Thomas Jordan n’a pas trouvé de mots assez durs pour critiquer l’idée. Selon lui, placer de telles restrictions sur la politique monétaire de la BNS pourrait tout simplement se révéler «fatal» pour la Suisse. Outre le fait que la création de monnaie pour financer des achats d’or invendable n’a aucun sens économique, les véritables conséquences de l’initiative n’ont encore été qu’effleurées.

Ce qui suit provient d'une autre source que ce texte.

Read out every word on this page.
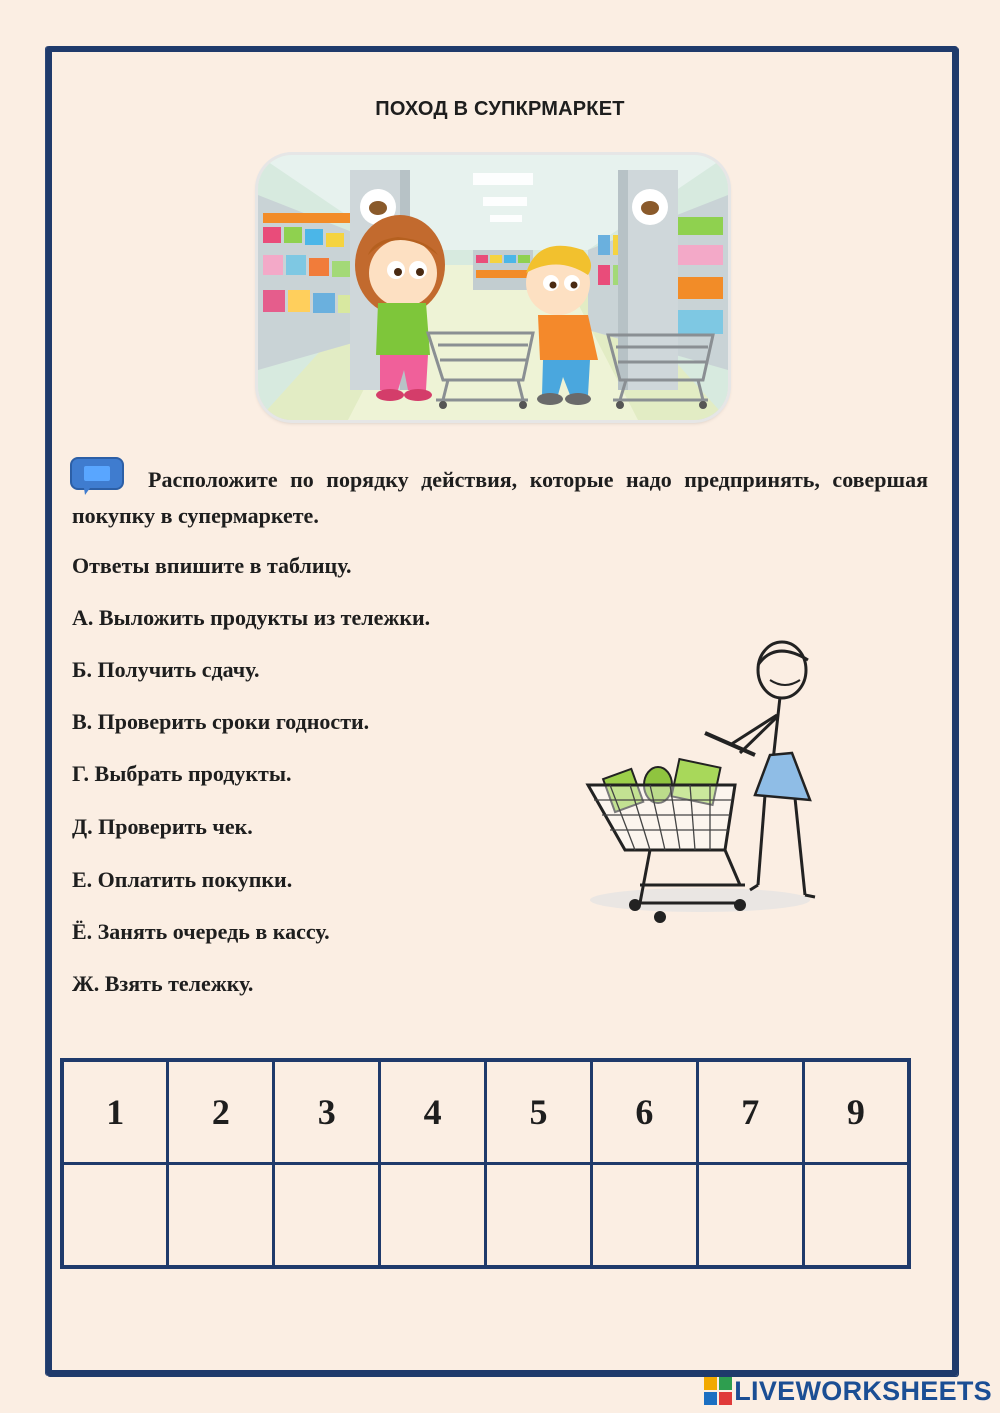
ПОХОД В СУПКРМАРКЕТ
Расположите по порядку действия, которые надо предпринять, совершая покупку в супермаркете.
Ответы впишите в таблицу.
А. Выложить продукты из тележки.
Б. Получить сдачу.
В. Проверить сроки годности.
Г. Выбрать продукты.
Д. Проверить чек.
Е. Оплатить покупки.
Ё. Занять очередь в кассу.
Ж. Взять тележку.
1	2	3	4	5	6	7	9

LIVEWORKSHEETS
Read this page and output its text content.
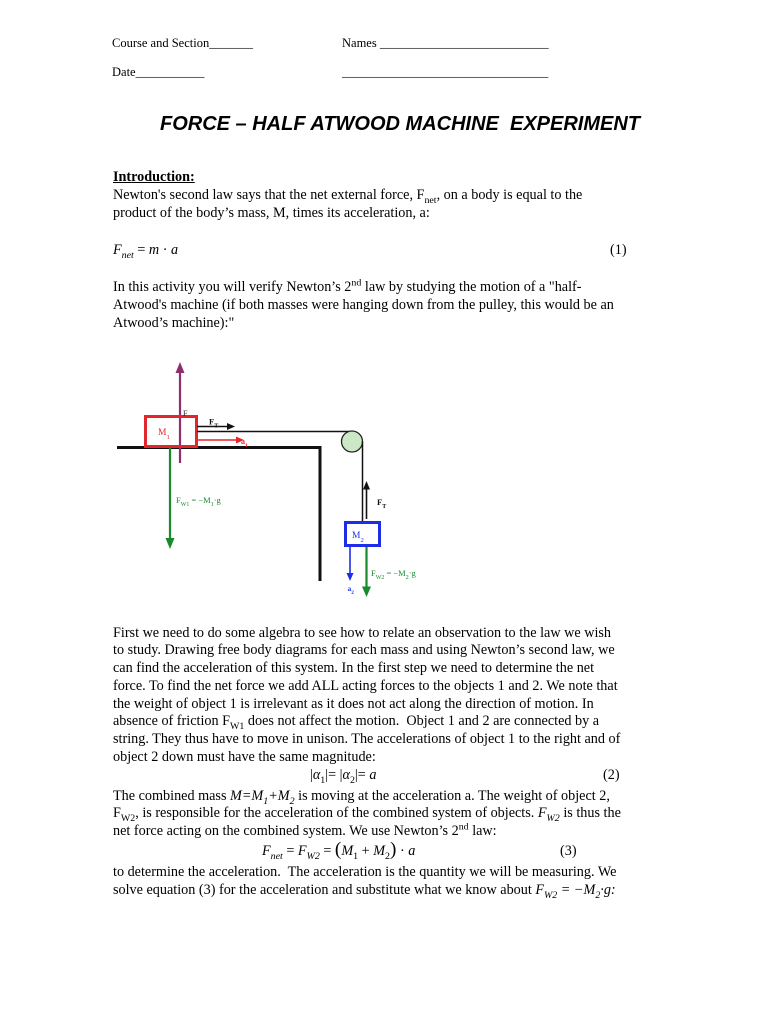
Course and Section_______	Names ___________________________
Date___________	_________________________________
FORCE – HALF ATWOOD MACHINE  EXPERIMENT
Introduction:
Newton's second law says that the net external force, $F_{net}$, on a body is equal to the
product of the body’s mass, M, times its acceleration, a:
$F_{net} = m \cdot a$	(1)
In this activity you will verify Newton’s 2nd law by studying the motion of a "half-
Atwood's machine (if both masses were hanging down from the pulley, this would be an
Atwood’s machine):"
F
$F_T$
$M_1$	$a_1$
$F_{W1} = -M_1\cdot g$	$F_T$
$M_2$
$F_{W2} = -M_2\cdot g$
$a_2$
First we need to do some algebra to see how to relate an observation to the law we wish
to study. Drawing free body diagrams for each mass and using Newton’s second law, we
can find the acceleration of this system. In the first step we need to determine the net
force. To find the net force we add ALL acting forces to the objects 1 and 2. We note that
the weight of object 1 is irrelevant as it does not act along the direction of motion. In
absence of friction $F_{W1}$ does not affect the motion.  Object 1 and 2 are connected by a
string. They thus have to move in unison. The accelerations of object 1 to the right and of
object 2 down must have the same magnitude:
$|\alpha_1|= |\alpha_2|= a$	(2)
The combined mass $M=M_1+M_2$ is moving at the acceleration a. The weight of object 2,
$F_{W2}$, is responsible for the acceleration of the combined system of objects. $F_{W2}$ is thus the
net force acting on the combined system. We use Newton’s 2nd law:
$F_{net} = F_{W2} = (M_1 + M_2) \cdot a$	(3)
to determine the acceleration.  The acceleration is the quantity we will be measuring. We
solve equation (3) for the acceleration and substitute what we know about $F_{W2} = -M_2\cdot g$:
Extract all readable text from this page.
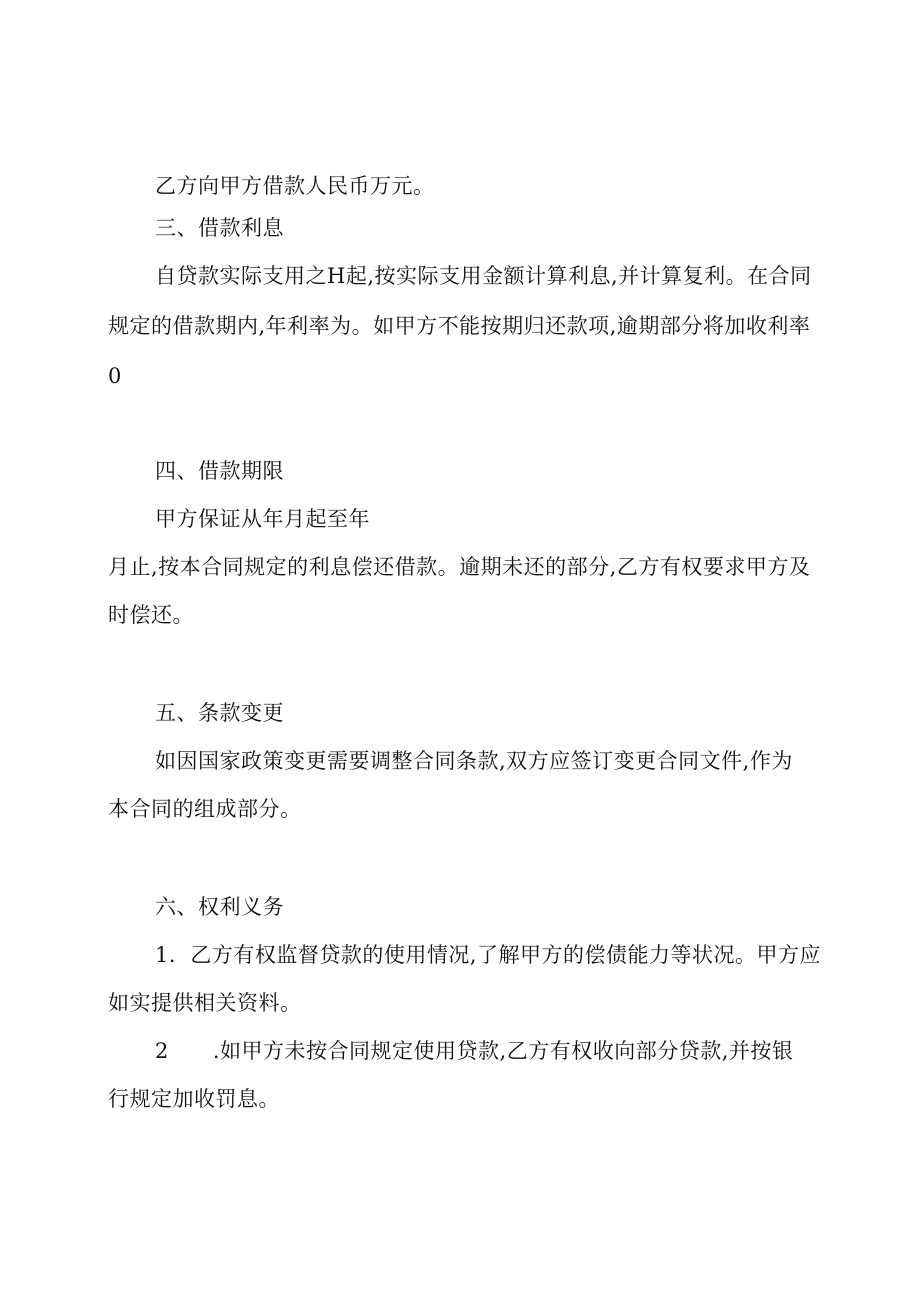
乙方向甲方借款人民币万元。
三、借款利息
自贷款实际支用之H起,按实际支用金额计算利息,并计算复利。在合同
规定的借款期内,年利率为。如甲方不能按期归还款项,逾期部分将加收利率
0
四、借款期限
甲方保证从年月起至年
月止,按本合同规定的利息偿还借款。逾期未还的部分,乙方有权要求甲方及
时偿还。
五、条款变更
如因国家政策变更需要调整合同条款,双方应签订变更合同文件,作为
本合同的组成部分。
六、权利义务
1．乙方有权监督贷款的使用情况,了解甲方的偿债能力等状况。甲方应
如实提供相关资料。
2 .如甲方未按合同规定使用贷款,乙方有权收向部分贷款,并按银
行规定加收罚息。
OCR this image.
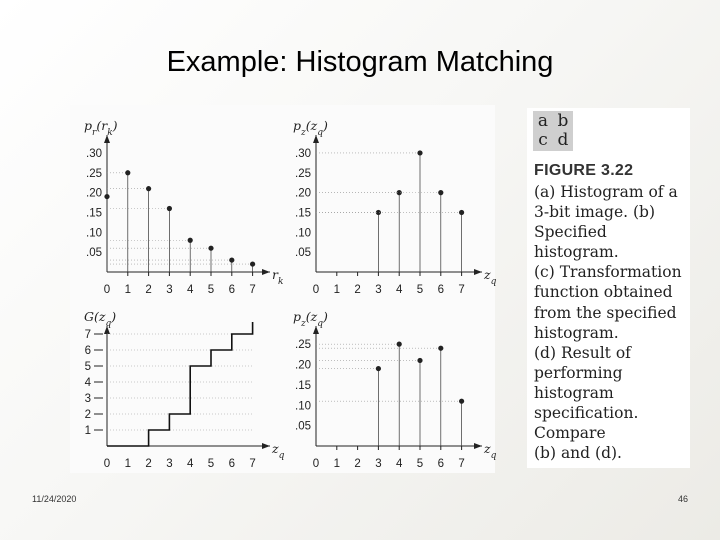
Example: Histogram Matching
$p_r(r_k)$
$r_k$
0 1 2 3 4 5 6 7
.05
.10
.15
.20
.25
.30
$p_z(z_q)$
$z_q$
0 1 2 3 4 5 6 7
.05
.10
.15
.20
.25
.30
$G(z_q)$
$z_q$
0 1 2 3 4 5 6 7
1
2
3
4
5
6
7
$p_z(z_q)$
$z_q$
0 1 2 3 4 5 6 7
.05
.10
.15
.20
.25
a b
c d
FIGURE 3.22
(a) Histogram of a
3-bit image. (b)
Specified
histogram.
(c) Transformation
function obtained
from the specified
histogram.
(d) Result of
performing
histogram
specification.
Compare
(b) and (d).
11/24/2020	46
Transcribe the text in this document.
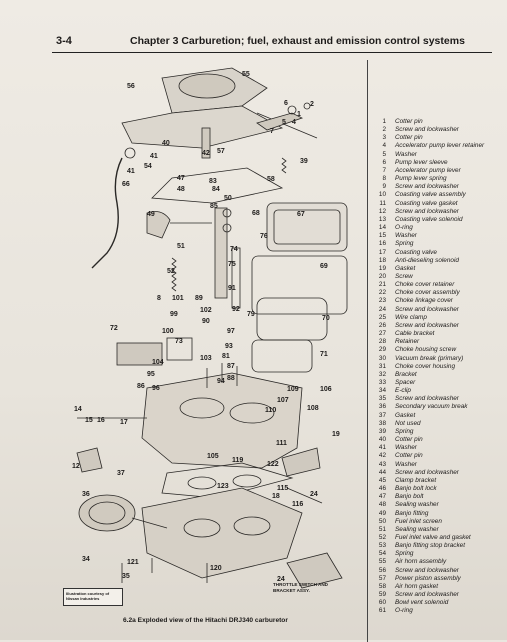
3-4	Chapter 3 Carburetion; fuel, exhaust and emission control systems
56
55
6	2
4
5
1
7
40
42 57
41
54
41
39
66
58
47	83
48	84
49
50
85
68	67
51
76
74
75	69
52
91
8 101 89
99
102	92
79
70
90
72	100	97
73
93
71
104
103 81
95
87
86
94
96
88
109	106
107
108
110
14
15 16 17
19
111
12
105
119
122
18
37
115
24
36
123
116
34	121
120
35	24
Illustration courtesy of Nissan Industries
THROTTLE SWITCH AND
BRACKET ASSY.
6.2a Exploded view of the Hitachi DRJ340 carburetor
1	Cotter pin
2	Screw and lockwasher
3	Cotter pin
4	Accelerator pump lever retainer
5	Washer
6	Pump lever sleeve
7	Accelerator pump lever
8	Pump lever spring
9	Screw and lockwasher
10	Coasting valve assembly
11	Coasting valve gasket
12	Screw and lockwasher
13	Coasting valve solenoid
14	O-ring
15	Washer
16	Spring
17	Coasting valve
18	Anti-dieseling solenoid
19	Gasket
20	Screw
21	Choke cover retainer
22	Choke cover assembly
23	Choke linkage cover
24	Screw and lockwasher
25	Wire clamp
26	Screw and lockwasher
27	Cable bracket
28	Retainer
29	Choke housing screw
30	Vacuum break (primary)
31	Choke cover housing
32	Bracket
33	Spacer
34	E-clip
35	Screw and lockwasher
36	Secondary vacuum break
37	Gasket
38	Not used
39	Spring
40	Cotter pin
41	Washer
42	Cotter pin
43	Washer
44	Screw and lockwasher
45	Clamp bracket
46	Banjo bolt lock
47	Banjo bolt
48	Sealing washer
49	Banjo fitting
50	Fuel inlet screen
51	Sealing washer
52	Fuel inlet valve and gasket
53	Banjo fitting stop bracket
54	Spring
55	Air horn assembly
56	Screw and lockwasher
57	Power piston assembly
58	Air horn gasket
59	Screw and lockwasher
60	Bowl vent solenoid
61	O-ring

En effet, si l’achat de quelque 1800 tonnes d’or pour près de 70 milliards de dollars devrait suffire pour hisser les réserves actuelles de la BNS à 20% de son bilan, pourquoi s’arrêter là? Pour les analystes de Bank of America, si l’initiative était acceptée et si le franc suisse devait de nouveau faire face à une «attaque spéculative» de la même ampleur que celle subie en 2011 et 2012, la BNS devrait encore augmenter ses achats d’or d’au moins 50 milliards de dollars pour financer une intervention en défense du cours plancher. «La confiance des marchés dans la détermination de la BNS à défendre le plancher se réduirait à mesure que celle-ci serait contrainte d’augmenter ses achats d’or», préviennent-ils encore. Et de conclure: «Cela aboutirait à une prophétie autoréalisatrice, en augmentant la pression sur le cours plancher.»
Devinez quoi? Les «marchés» n’ont pas attendu le vote pour tester l’hypothèse. Lundi 10 novembre, l’euro a atteint 1 fr. 20218, soit son niveau le plus proche du plancher depuis le 5 septembre 2012. Pour Georgette Boele, cheffe du trading de devises de la banque ABN AMRO, interrogée par l’agence Bloomberg, l’affaire est claire: «Si l’initiative passe, il est probable que le plancher cède.» James, où es-tu?